Voters in the coastal town of Kennebunk on Tuesday overwhelmingly opted to regulate short-term rentals, cutting against elections in neighboring towns that have been reluctant to do so.
All short-term rental units will now have to be registered and inspected by the town starting in 2025. The decision was a landslide, with 75 percent of voters backing the initiative, putting Kennebunk among more than a half-dozen Maine towns with regulations on AirBnbs and other short-term rentals on the books.
These have not been easy decisions for other communities. Nearby in York, voters rejected a similar ordinance by a slim margin in May, fearing the requirements were too burdensome for some property owners, Maine Public reported. In Old Orchard Beach, the conversation was quickly snuffed out last fall before it even went to the ballot.
“I wonder why there wasn’t more opposition,” Chris Osterrieder, Kennebunk’s director of community development, said.

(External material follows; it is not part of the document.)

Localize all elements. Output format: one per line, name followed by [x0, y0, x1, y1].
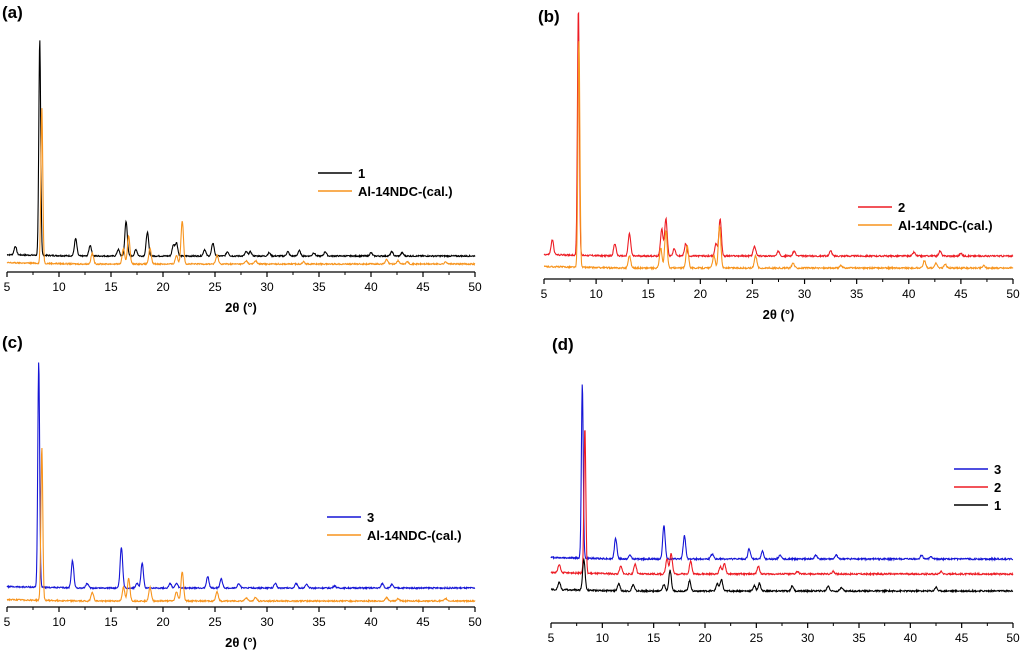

He speculated that it was probably a combination of luck for proponents as well that the ordinance is trying to quantify the number of short-term rentals and ensure safety. For example, the Kennebunk plan falls short of more aggressive initiatives in Kittery and Bangor that capped short-term rentals.
“We’re not necessarily trying to fix something,” he said. “We’ll try to quantify to what degree this is or isn’t a problem.”
There was fear in Kennebunk around this vote being a step in capping rentals. During a public hearing on the ordinance in December, select board chair Shiloh Schulte mentioned the town might consider further regulations following the June vote, which spooked property owners.
The problem that Osterrieder is referring to is a prevailing sentiment in many Maine communities that short-term rentals are partially responsible for the state’s housing crisis. However, a landmark state housing report issued last year challenged that idea by concluding that the share of seasonal housing along the coast has been flat since 2000.
Only 1.1 percent of York County’s housing inventory is made up of short-term rentals that would compete with homes on the market as year-round housing, that report found. But in tourism-heavy communities like Kennebunk these rentals pose an easier target for regulation.
That is in large part due to a skyrocketing housing market that is pricing middle-income families out of wealthier communities. In Kennebunk, the typical home value was above $600,000 as of April, a number that has shot up by 120 percent over the past decade, according to Zillow.
“We have seen some of our longer-term rentals be converted to short-term rentals,” Osterrieder said. “Economically, there’s been some real advantages for people to do that. It’s not that we’re trying to restrict that, but we’re trying to gauge how that’s impacting our housing stock.”